Wednesday, December 31, 2008 2:57:34 PM (Eastern Standard Time, UTC-05:00)
Chris - Do you know how grits (at least the variety we eat in the South) came to be? Yankees have this really god-awful concoction called "hominy", which is whole corn kernels soaked in lye to remove the shells, and it's usually served at breakfast with - eeyuck - ketchup. From what I'm told by the patriarch in my family, lye was unobtainable in the civil war, so corn was just ground up, shell and all, into grits. Southerners figured out that it tasted a lot better than hominy anyway, so grits became a staple.
David
Wednesday, January 07, 2009 2:48:23 PM (Eastern Standard Time, UTC-05:00)
Chris,
Do you sharpen your scrapers different for pine?

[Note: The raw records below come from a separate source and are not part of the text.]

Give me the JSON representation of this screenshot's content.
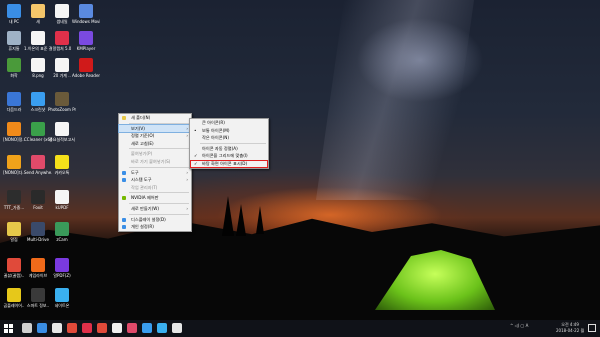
{
  "desktop_icons": [
    {
      "label": "내 PC",
      "color": "#3a8ee6",
      "icon": "computer-icon"
    },
    {
      "label": "휴지통",
      "color": "#9fb2c6",
      "icon": "recycle-bin-icon"
    },
    {
      "label": "화학",
      "color": "#4a9a3a",
      "icon": "chemistry-icon"
    },
    {
      "label": "다음드라",
      "color": "#3a76d6",
      "icon": "daum-drive-icon"
    },
    {
      "label": "[NONO]정..",
      "color": "#f08a1a",
      "icon": "app-icon"
    },
    {
      "label": "[NONO]다..",
      "color": "#f0a21a",
      "icon": "app-icon"
    },
    {
      "label": "TTT_가중...",
      "color": "#2d2d2d",
      "icon": "file-icon"
    },
    {
      "label": "알집",
      "color": "#e6c84a",
      "icon": "alzip-icon"
    },
    {
      "label": "꿀뷰(꿀캠)..",
      "color": "#e04a3a",
      "icon": "honeyview-icon"
    },
    {
      "label": "곰플레이어..",
      "color": "#e6c81a",
      "icon": "gomplayer-icon"
    },
    {
      "label": "새",
      "color": "#f5c66a",
      "icon": "folder-icon"
    },
    {
      "label": "1.이온의 표준 결정",
      "color": "#f5f5f5",
      "icon": "document-icon"
    },
    {
      "label": "8.png",
      "color": "#f5f5f5",
      "icon": "image-icon"
    },
    {
      "label": "스크린샷",
      "color": "#3a9ef0",
      "icon": "screenshot-icon"
    },
    {
      "label": "CCleaner (x64)",
      "color": "#3aa04a",
      "icon": "ccleaner-icon"
    },
    {
      "label": "Send Anywhe..",
      "color": "#e04a6a",
      "icon": "send-anywhere-icon"
    },
    {
      "label": "Foxit",
      "color": "#2a2a2a",
      "icon": "foxit-icon"
    },
    {
      "label": "Multi-Drive",
      "color": "#3a4a6a",
      "icon": "multi-drive-icon"
    },
    {
      "label": "게임라이브",
      "color": "#f06a1a",
      "icon": "game-icon"
    },
    {
      "label": "스마트 정보..",
      "color": "#3a3a3a",
      "icon": "smart-icon"
    },
    {
      "label": "썸네일",
      "color": "#f5f5f5",
      "icon": "image-icon"
    },
    {
      "label": "알캡처 5.0",
      "color": "#e0304a",
      "icon": "alcapture-icon"
    },
    {
      "label": "20 가계 ..",
      "color": "#f5f5f5",
      "icon": "document-icon"
    },
    {
      "label": "PhotoZoom Pro 7",
      "color": "#6a5a3a",
      "icon": "photozoom-icon"
    },
    {
      "label": "중요실적보고서",
      "color": "#f5f5f5",
      "icon": "document-icon"
    },
    {
      "label": "카카오톡",
      "color": "#f5e01a",
      "icon": "kakaotalk-icon"
    },
    {
      "label": "kUPDF",
      "color": "#f5f5f5",
      "icon": "pdf-icon"
    },
    {
      "label": "zCam",
      "color": "#3a9a5a",
      "icon": "zcam-icon"
    },
    {
      "label": "알PDF(Z)",
      "color": "#7a3ae0",
      "icon": "alpdf-icon"
    },
    {
      "label": "네이트온",
      "color": "#3ab0f0",
      "icon": "nateon-icon"
    },
    {
      "label": "Windows Movie Maker",
      "color": "#5a8ae0",
      "icon": "movie-maker-icon"
    },
    {
      "label": "KMPlayer",
      "color": "#7a4ae0",
      "icon": "kmplayer-icon"
    },
    {
      "label": "Adobe Reader DC",
      "color": "#d01a1a",
      "icon": "adobe-reader-icon"
    }
  ],
  "context_menu": {
    "items": [
      {
        "label": "새 폴더(N)",
        "kind": "item",
        "icon": "#e6c84a"
      },
      {
        "label": "보기(V)",
        "kind": "submenu",
        "highlight": true
      },
      {
        "label": "정렬 기준(O)",
        "kind": "submenu"
      },
      {
        "label": "새로 고침(E)",
        "kind": "item"
      },
      {
        "label": "붙여넣기(P)",
        "kind": "disabled"
      },
      {
        "label": "바로 가기 붙여넣기(S)",
        "kind": "disabled"
      },
      {
        "label": "도구",
        "kind": "submenu",
        "icon": "#3a8ee6"
      },
      {
        "label": "시스템 도구",
        "kind": "submenu",
        "icon": "#3a8ee6"
      },
      {
        "label": "작업 관리자(T)",
        "kind": "disabled"
      },
      {
        "label": "NVIDIA 제어판",
        "kind": "item",
        "icon": "#76b900"
      },
      {
        "label": "새로 만들기(W)",
        "kind": "submenu"
      },
      {
        "label": "디스플레이 설정(D)",
        "kind": "item",
        "icon": "#3a8ee6"
      },
      {
        "label": "개인 설정(R)",
        "kind": "item",
        "icon": "#3a8ee6"
      }
    ]
  },
  "view_submenu": {
    "items": [
      {
        "label": "큰 아이콘(R)",
        "mark": ""
      },
      {
        "label": "보통 아이콘(M)",
        "mark": "•"
      },
      {
        "label": "작은 아이콘(N)",
        "mark": ""
      },
      {
        "label": "아이콘 자동 정렬(A)",
        "mark": ""
      },
      {
        "label": "아이콘을 그리드에 맞춤(I)",
        "mark": "✓"
      },
      {
        "label": "바탕 화면 아이콘 표시(D)",
        "mark": "✓",
        "boxed": true
      }
    ]
  },
  "taskbar": {
    "start_icon": "windows-start-icon",
    "pinned": [
      "#d0d0d0",
      "#3a8ee6",
      "#e6e6e6",
      "#e04a3a",
      "#e0304a",
      "#e04a3a",
      "#f0f0f0",
      "#e04a6a",
      "#3a9ef0",
      "#3ab0f0",
      "#e6e6e6"
    ],
    "tray_text": "^  ◁)  ▢  A",
    "time": "오전 4:49",
    "date": "2018-04-22 월"
  }
}
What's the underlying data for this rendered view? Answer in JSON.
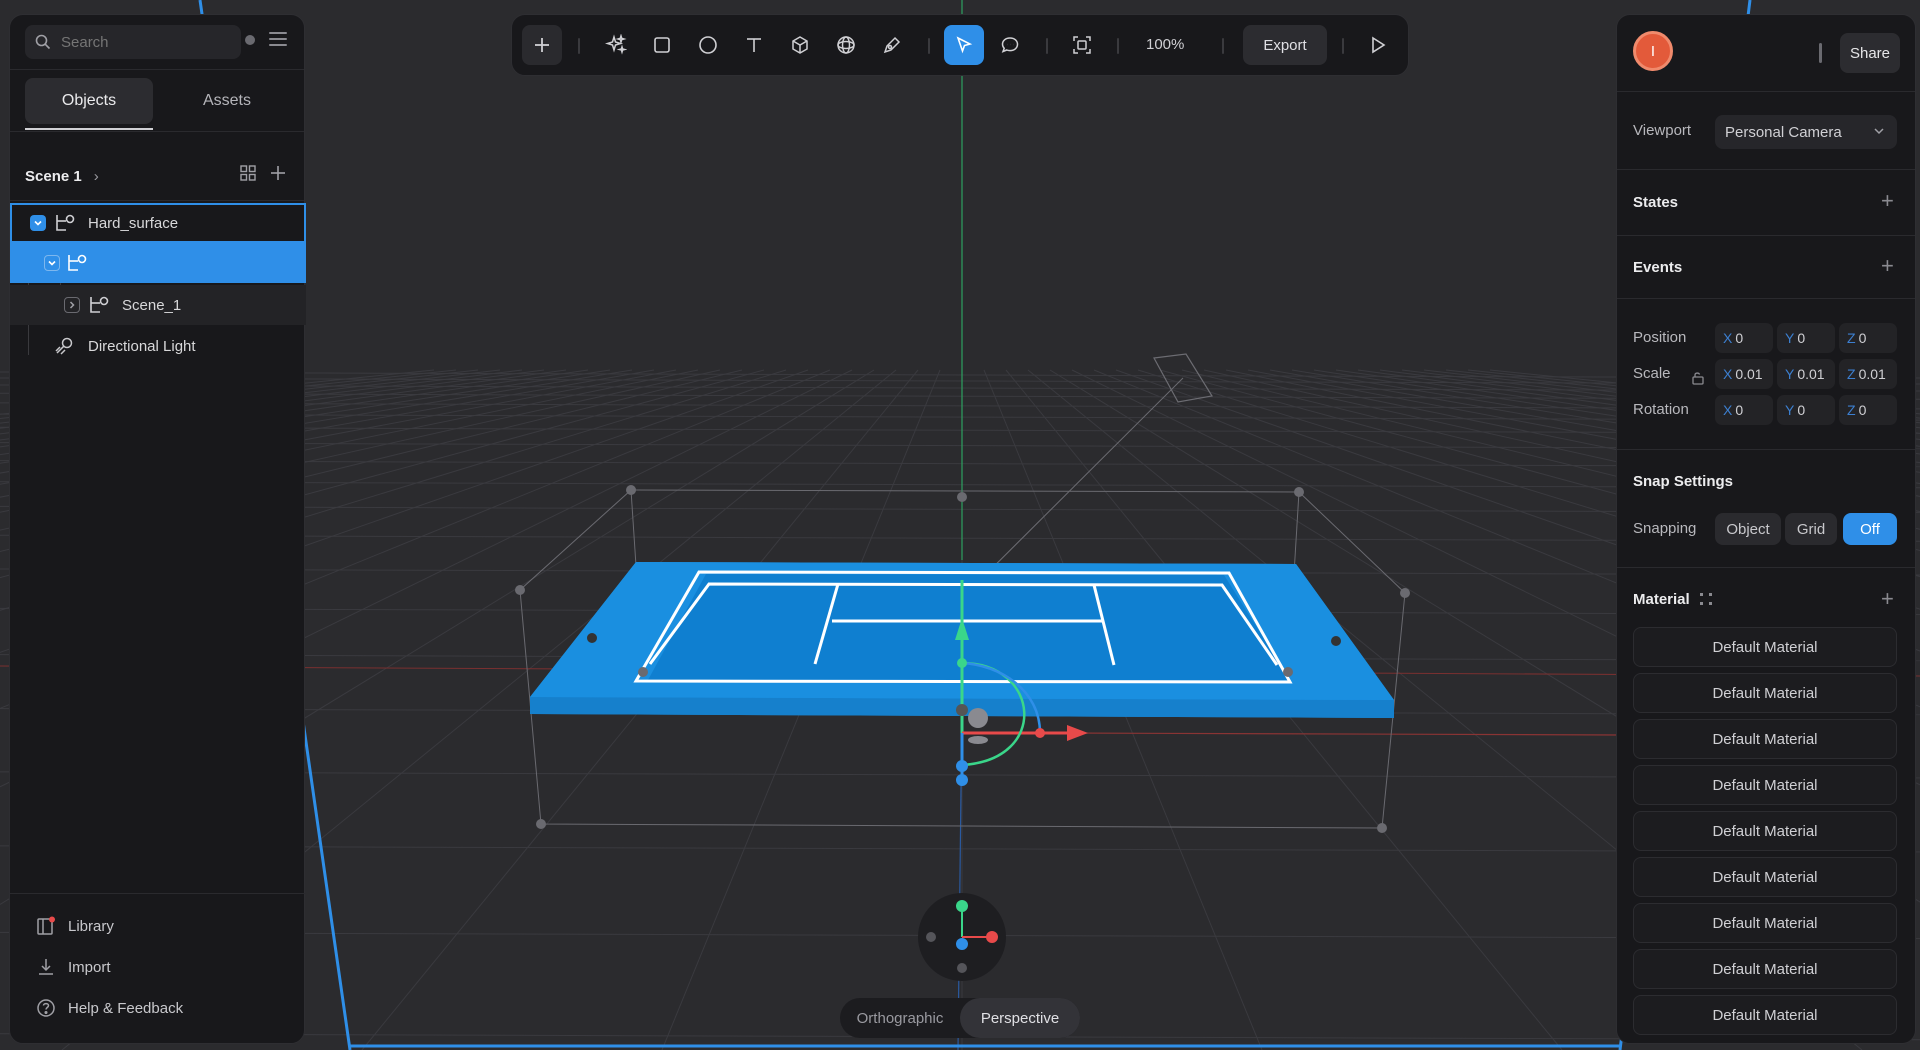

I know a lot of other folks scrape pine successfully but I've never been able to. On hardwoods I'm fine but on pine all I get is dust and a fuzzy surface left behind. I would love to be able to scrape pine successfully. Perhaps I just don't sharpen them well enough? I am very good about honing of plane irons and chisels to the point that they shave pine end grain like butter but I have been known to rush through a scraper sharpening.
Bob
Wednesday, January 07, 2009 3:09:30 PM (Eastern Standard Time, UTC-05:00)

Bob,

Nope, I don't sharpen them differently. I use this method:

http://www.popularwoodworking.com/article/A_Better_Way_to_Sharpen_Scrapers/

The only thing I change is the angle of my attack.